OctoChemDB is a web service with a two-step process: synchronization and aggregation. The synchronization phase uses plugins to create and maintain local copies of the synchronized databases, which are then linked in the aggregation phase based on their 2D structure. The resulting database can be queried with various criteria, and results are returned as a JSON object for integration into web application.
We then provide an API that allows to search in the database quickly and efficiently. (Read more here)
Multiple plugins systems automatic import and update the local databases from the different sources. The schema bellow summarizes the workflow:
docker-compose up --build -d
By default the server will rebuild the full database. This process will take several days !
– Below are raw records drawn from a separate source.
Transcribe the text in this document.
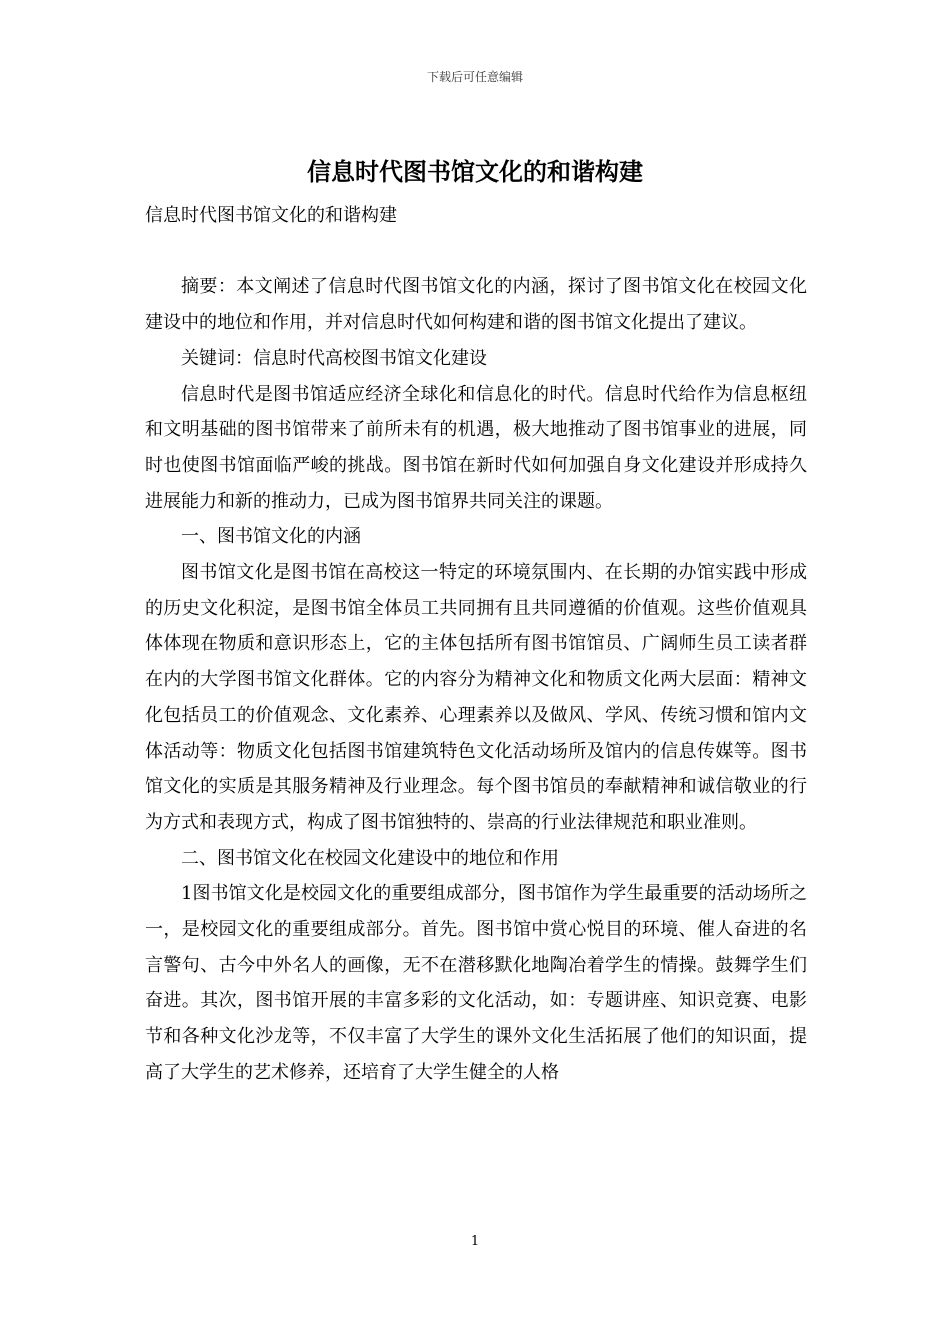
下载后可任意编辑
信息时代图书馆文化的和谐构建

信息时代图书馆文化的和谐构建

摘要：本文阐述了信息时代图书馆文化的内涵，探讨了图书馆文化在校园文化建设中的地位和作用，并对信息时代如何构建和谐的图书馆文化提出了建议。

关键词：信息时代高校图书馆文化建设

信息时代是图书馆适应经济全球化和信息化的时代。信息时代给作为信息枢纽和文明基础的图书馆带来了前所未有的机遇，极大地推动了图书馆事业的进展，同时也使图书馆面临严峻的挑战。图书馆在新时代如何加强自身文化建设并形成持久进展能力和新的推动力，已成为图书馆界共同关注的课题。

一、图书馆文化的内涵

图书馆文化是图书馆在高校这一特定的环境氛围内、在长期的办馆实践中形成的历史文化积淀，是图书馆全体员工共同拥有且共同遵循的价值观。这些价值观具体体现在物质和意识形态上，它的主体包括所有图书馆馆员、广阔师生员工读者群在内的大学图书馆文化群体。它的内容分为精神文化和物质文化两大层面：精神文化包括员工的价值观念、文化素养、心理素养以及做风、学风、传统习惯和馆内文体活动等：物质文化包括图书馆建筑特色文化活动场所及馆内的信息传媒等。图书馆文化的实质是其服务精神及行业理念。每个图书馆员的奉献精神和诚信敬业的行为方式和表现方式，构成了图书馆独特的、崇高的行业法律规范和职业准则。

二、图书馆文化在校园文化建设中的地位和作用

1图书馆文化是校园文化的重要组成部分，图书馆作为学生最重要的活动场所之一，是校园文化的重要组成部分。首先。图书馆中赏心悦目的环境、催人奋进的名言警句、古今中外名人的画像，无不在潜移默化地陶冶着学生的情操。鼓舞学生们奋进。其次，图书馆开展的丰富多彩的文化活动，如：专题讲座、知识竞赛、电影节和各种文化沙龙等，不仅丰富了大学生的课外文化生活拓展了他们的知识面，提高了大学生的艺术修养，还培育了大学生健全的人格

1
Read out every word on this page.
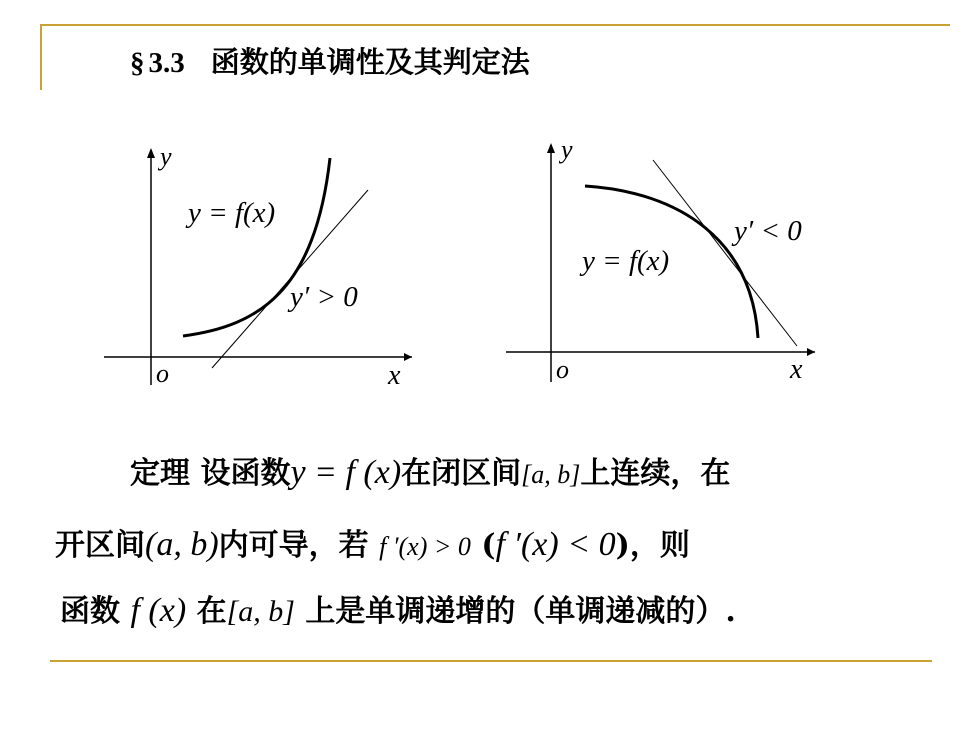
§ 3.3 函数的单调性及其判定法
y
x
o
y = f(x)
y′ > 0
y
x
o
y = f(x)
y′ < 0
定理 设函数y = f (x)在闭区间[a, b]上连续，在
开区间(a, b)内可导，若 f ′(x) > 0 (f ′(x) < 0)，则
函数 f (x) 在[a, b] 上是单调递增的（单调递减的）.
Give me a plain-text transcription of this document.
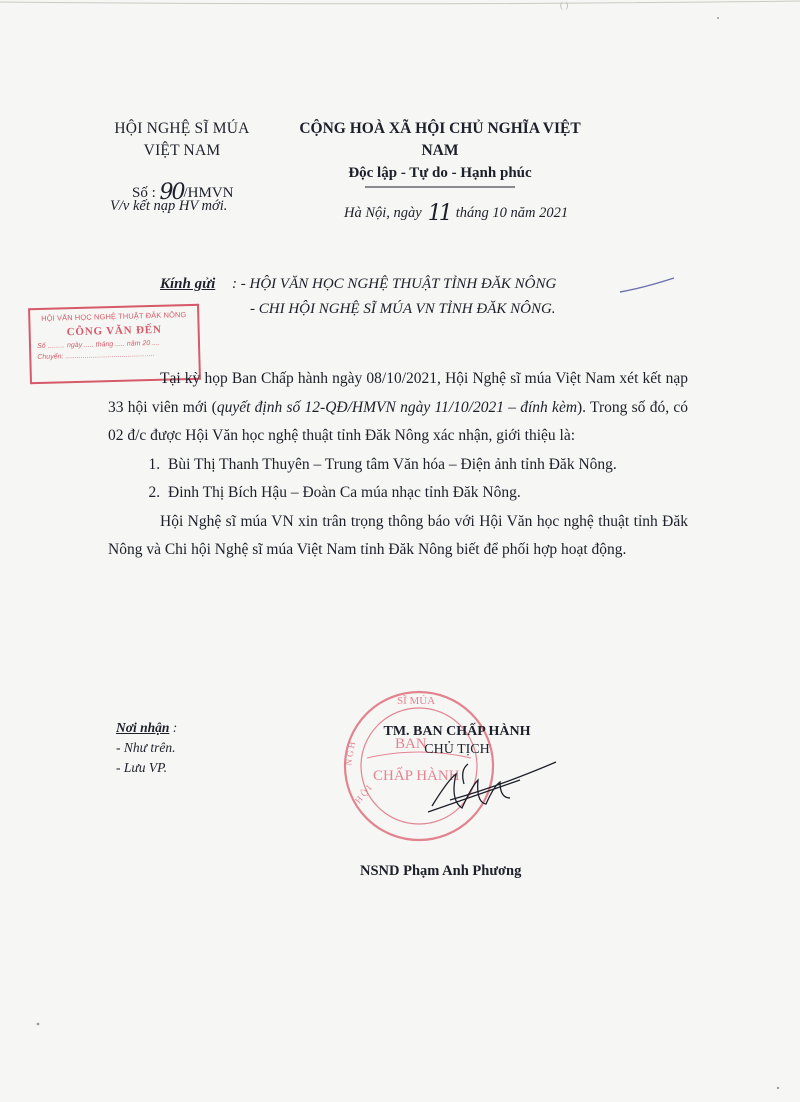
( )
HỘI NGHỆ SĨ MÚA
VIỆT NAM
CỘNG HOÀ XÃ HỘI CHỦ NGHĨA VIỆT NAM
Độc lập - Tự do - Hạnh phúc
Số : 90/HMVN
V/v kết nạp HV mới.	Hà Nội, ngày 11 tháng 10 năm 2021
Kính gửi : - HỘI VĂN HỌC NGHỆ THUẬT TỈNH ĐĂK NÔNG
- CHI HỘI NGHỆ SĨ MÚA VN TỈNH ĐĂK NÔNG.
HỘI VĂN HỌC NGHỆ THUẬT ĐĂK NÔNG
CÔNG VĂN ĐẾN
Số ......... ngày ..... tháng ..... năm 20 ....
Chuyển: ..............................................

Tại kỳ họp Ban Chấp hành ngày 08/10/2021, Hội Nghệ sĩ múa Việt Nam xét kết nạp 33 hội viên mới (quyết định số 12-QĐ/HMVN ngày 11/10/2021 – đính kèm). Trong số đó, có 02 đ/c được Hội Văn học nghệ thuật tỉnh Đăk Nông xác nhận, giới thiệu là:

1. Bùi Thị Thanh Thuyên – Trung tâm Văn hóa – Điện ảnh tỉnh Đăk Nông.
2. Đinh Thị Bích Hậu – Đoàn Ca múa nhạc tỉnh Đăk Nông.

Hội Nghệ sĩ múa VN xin trân trọng thông báo với Hội Văn học nghệ thuật tỉnh Đăk Nông và Chi hội Nghệ sĩ múa Việt Nam tỉnh Đăk Nông biết để phối hợp hoạt động.

Nơi nhận :
- Như trên.
- Lưu VP.
SĨ MÚA
BAN
CHẤP HÀNH
N G H
H Ộ I
TM. BAN CHẤP HÀNH
CHỦ TỊCH
NSND Phạm Anh Phương
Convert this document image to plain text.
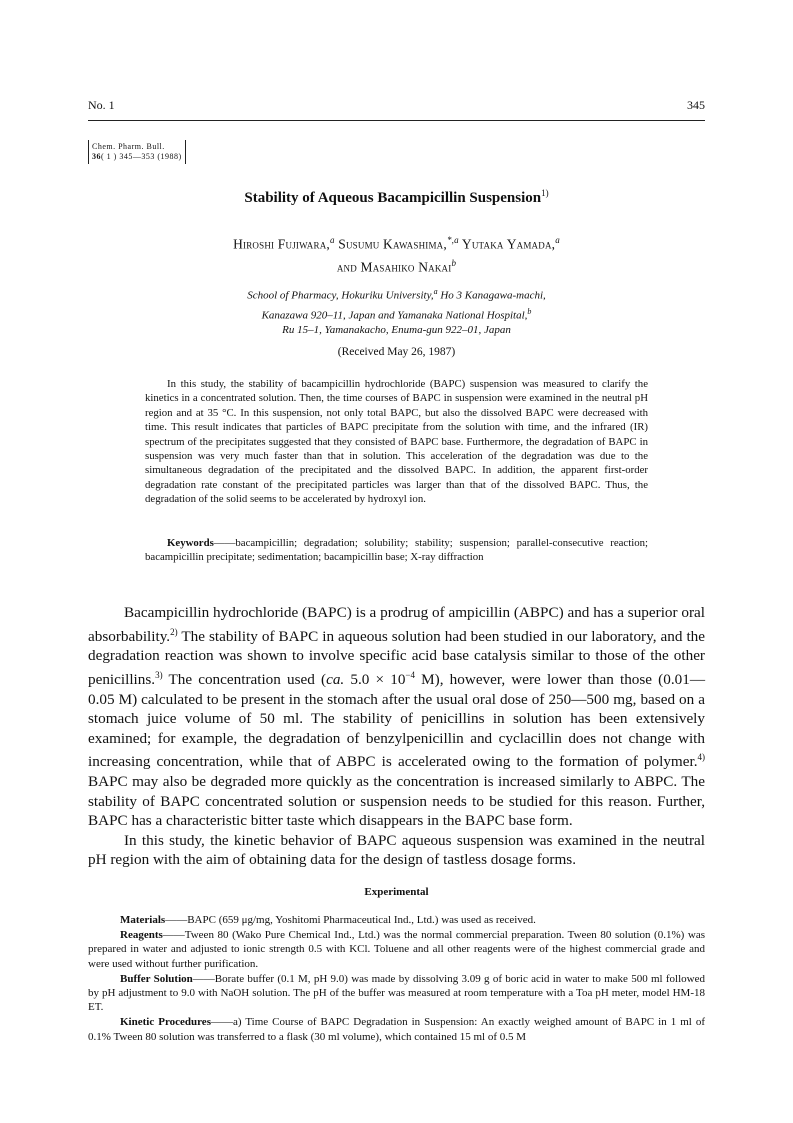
No. 1	345
Chem. Pharm. Bull.
36( 1 ) 345—353 (1988)
Stability of Aqueous Bacampicillin Suspension$^{1)}$
Hiroshi Fujiwara,$^a$ Susumu Kawashima,$^{*,a}$ Yutaka Yamada,$^a$
and Masahiko Nakai$^b$
School of Pharmacy, Hokuriku University,$^a$ Ho 3 Kanagawa-machi,
Kanazawa 920–11, Japan and Yamanaka National Hospital,$^b$
Ru 15–1, Yamanakacho, Enuma-gun 922–01, Japan
(Received May 26, 1987)

In this study, the stability of bacampicillin hydrochloride (BAPC) suspension was measured to clarify the kinetics in a concentrated solution. Then, the time courses of BAPC in suspension were examined in the neutral pH region and at 35 °C. In this suspension, not only total BAPC, but also the dissolved BAPC were decreased with time. This result indicates that particles of BAPC precipitate from the solution with time, and the infrared (IR) spectrum of the precipitates suggested that they consisted of BAPC base. Furthermore, the degradation of BAPC in suspension was very much faster than that in solution. This acceleration of the degradation was due to the simultaneous degradation of the precipitated and the dissolved BAPC. In addition, the apparent first-order degradation rate constant of the precipitated particles was larger than that of the dissolved BAPC. Thus, the degradation of the solid seems to be accelerated by hydroxyl ion.

Keywords——bacampicillin; degradation; solubility; stability; suspension; parallel-consecutive reaction; bacampicillin precipitate; sedimentation; bacampicillin base; X-ray diffraction

Bacampicillin hydrochloride (BAPC) is a prodrug of ampicillin (ABPC) and has a superior oral absorbability.$^{2)}$ The stability of BAPC in aqueous solution had been studied in our laboratory, and the degradation reaction was shown to involve specific acid base catalysis similar to those of the other penicillins.$^{3)}$ The concentration used (ca. $5.0 \times 10^{-4}$ M), however, were lower than those (0.01—0.05 M) calculated to be present in the stomach after the usual oral dose of 250—500 mg, based on a stomach juice volume of 50 ml. The stability of penicillins in solution has been extensively examined; for example, the degradation of benzylpenicillin and cyclacillin does not change with increasing concentration, while that of ABPC is accelerated owing to the formation of polymer.$^{4)}$ BAPC may also be degraded more quickly as the concentration is increased similarly to ABPC. The stability of BAPC concentrated solution or suspension needs to be studied for this reason. Further, BAPC has a characteristic bitter taste which disappears in the BAPC base form.

In this study, the kinetic behavior of BAPC aqueous suspension was examined in the neutral pH region with the aim of obtaining data for the design of tastless dosage forms.

Experimental

Materials——BAPC (659 μg/mg, Yoshitomi Pharmaceutical Ind., Ltd.) was used as received.

Reagents——Tween 80 (Wako Pure Chemical Ind., Ltd.) was the normal commercial preparation. Tween 80 solution (0.1%) was prepared in water and adjusted to ionic strength 0.5 with KCl. Toluene and all other reagents were of the highest commercial grade and were used without further purification.

Buffer Solution——Borate buffer (0.1 M, pH 9.0) was made by dissolving 3.09 g of boric acid in water to make 500 ml followed by pH adjustment to 9.0 with NaOH solution. The pH of the buffer was measured at room temperature with a Toa pH meter, model HM-18 ET.

Kinetic Procedures——a) Time Course of BAPC Degradation in Suspension: An exactly weighed amount of BAPC in 1 ml of 0.1% Tween 80 solution was transferred to a flask (30 ml volume), which contained 15 ml of 0.5 M
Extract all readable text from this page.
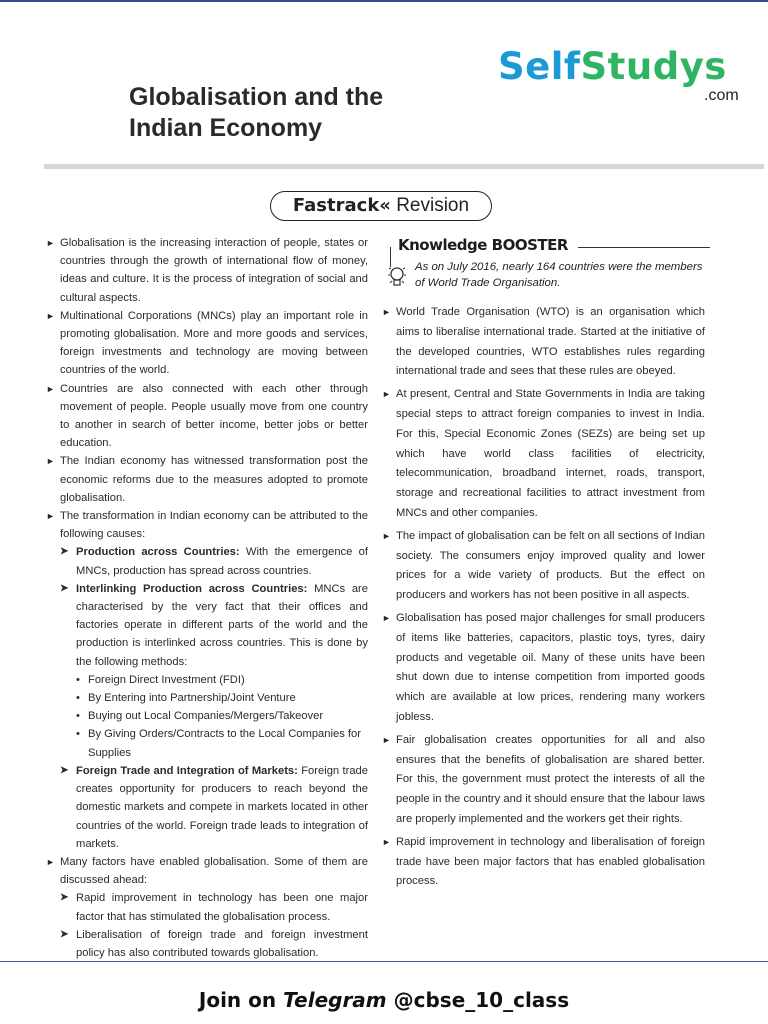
SelfStudys
.com
Globalisation and the
Indian Economy
Fastrack« Revision
► Globalisation is the increasing interaction of people, states or countries through the growth of international flow of money, ideas and culture. It is the process of integration of social and cultural aspects.
► Multinational Corporations (MNCs) play an important role in promoting globalisation. More and more goods and services, foreign investments and technology are moving between countries of the world.
► Countries are also connected with each other through movement of people. People usually move from one country to another in search of better income, better jobs or better education.
► The Indian economy has witnessed transformation post the economic reforms due to the measures adopted to promote globalisation.
► The transformation in Indian economy can be attributed to the following causes:
➤ Production across Countries: With the emergence of MNCs, production has spread across countries.
➤ Interlinking Production across Countries: MNCs are characterised by the very fact that their offices and factories operate in different parts of the world and the production is interlinked across countries. This is done by the following methods:
• Foreign Direct Investment (FDI)
• By Entering into Partnership/Joint Venture
• Buying out Local Companies/Mergers/Takeover
• By Giving Orders/Contracts to the Local Companies for Supplies
➤ Foreign Trade and Integration of Markets: Foreign trade creates opportunity for producers to reach beyond the domestic markets and compete in markets located in other countries of the world. Foreign trade leads to integration of markets.
► Many factors have enabled globalisation. Some of them are discussed ahead:
➤ Rapid improvement in technology has been one major factor that has stimulated the globalisation process.
➤ Liberalisation of foreign trade and foreign investment policy has also contributed towards globalisation.
Knowledge BOOSTER
As on July 2016, nearly 164 countries were the members of World Trade Organisation.
► World Trade Organisation (WTO) is an organisation which aims to liberalise international trade. Started at the initiative of the developed countries, WTO establishes rules regarding international trade and sees that these rules are obeyed.
► At present, Central and State Governments in India are taking special steps to attract foreign companies to invest in India. For this, Special Economic Zones (SEZs) are being set up which have world class facilities of electricity, telecommunication, broadband internet, roads, transport, storage and recreational facilities to attract investment from MNCs and other companies.
► The impact of globalisation can be felt on all sections of Indian society. The consumers enjoy improved quality and lower prices for a wide variety of products. But the effect on producers and workers has not been positive in all aspects.
► Globalisation has posed major challenges for small producers of items like batteries, capacitors, plastic toys, tyres, dairy products and vegetable oil. Many of these units have been shut down due to intense competition from imported goods which are available at low prices, rendering many workers jobless.
► Fair globalisation creates opportunities for all and also ensures that the benefits of globalisation are shared better. For this, the government must protect the interests of all the people in the country and it should ensure that the labour laws are properly implemented and the workers get their rights.
► Rapid improvement in technology and liberalisation of foreign trade have been major factors that has enabled globalisation process.
Join on Telegram @cbse_10_class
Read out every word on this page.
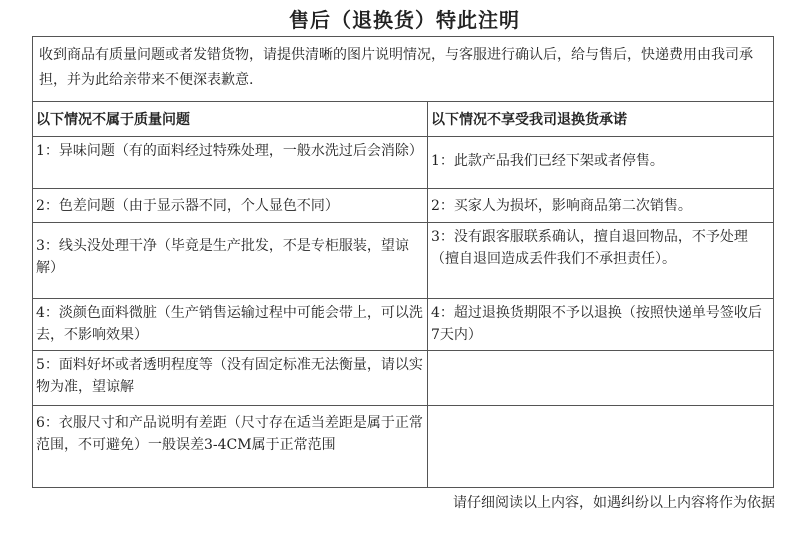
售后（退换货）特此注明
收到商品有质量问题或者发错货物，请提供清晰的图片说明情况，与客服进行确认后，给与售后，快递费用由我司承担，并为此给亲带来不便深表歉意.
以下情况不属于质量问题	以下情况不享受我司退换货承诺
1：异味问题（有的面料经过特殊处理，一般水洗过后会消除）
1：此款产品我们已经下架或者停售。
2：色差问题（由于显示器不同，个人显色不同）	2：买家人为损坏，影响商品第二次销售。
3：线头没处理干净（毕竟是生产批发，不是专柜服装，望谅解）
3：没有跟客服联系确认，擅自退回物品，不予处理（擅自退回造成丢件我们不承担责任）。
4：淡颜色面料微脏（生产销售运输过程中可能会带上，可以洗去，不影响效果）
4：超过退换货期限不予以退换（按照快递单号签收后7天内）
5：面料好坏或者透明程度等（没有固定标准无法衡量，请以实物为准，望谅解
6：衣服尺寸和产品说明有差距（尺寸存在适当差距是属于正常范围，不可避免）一般误差3-4CM属于正常范围
请仔细阅读以上内容，如遇纠纷以上内容将作为依据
docker-compose logs --follow import
docker-compose exec mongo mongosh
The database name is: octochemdb
This project depends on ocl-cache-docker, please be sure to build it before start using OctoChemDB.
Better if you have docker installed and create the 2 following aliases:
alias mongod="docker container rm mongod; docker run --name mongod -p 27017:27017 mongo"
alias mongo="docker exec -it mongod mongo"
You can then easily create a new install of mongod
By default the server is available on port 3001
http://localhost:3001/mfs/em?em=300
The file "env.example" contains different type of variables (see table below). This file should be renamed ".env" and if a mobile monitoring is desired, the telegram variables should be defined.
Variable | Function |
---|---|
MONGODB_URL | URL to local mongoDB |
MONGO_DB_NAME | Name of the mongo database |
ORIGINAL_DATA_PATH | Path where fetched data are stored |
"NameDB"_SOURCE | Source for all databases fetched |
PORT | Exposed port |
DEBUG_THROTTLING | Time interval between each debug (in ms) |
TELEGRAM_BOT_ID | Telegram BOT to send debug messages |
TELEGRAM_CHAT_ID | Telegram chat where debug messages are shown |
PLUGINS | List of plugins to be executed, if empty execute all |
EXCLUDEPLUGINS | List of plugins to not be executed |
"NameDB"_UPDATE_INTERVAL | The updating interval for each plugin (in days) |
Here are listed the different sources that are used to fetch data. The list is not exhaustive and can be updated by adding a new plugin in the plugins folder.
Database | Source |
---|---|
PubChem | https://pubchem.ncbi.nlm.nih.gov/ |
PubMed | https://pubmed.ncbi.nlm.nih.gov/ |
Lotus | https://lotus.naturalproducts.net/ |
Coconut | https://coconut.naturalproducts.net/ |
CMAUP | https://bidd.group/CMAUP/ |
GNPS | https://gnps.ucsd.edu/ |
NPASS | https://bidd.group/NPASS/ |
NP Atlas | https://www.npatlas.org/ |
MassBank | https://massbank.eu/MassBank/ |
USP Patents | https://www.uspto.gov/ |
NCBI Taxonomies | https://www.ncbi.nlm.nih.gov/taxonomy |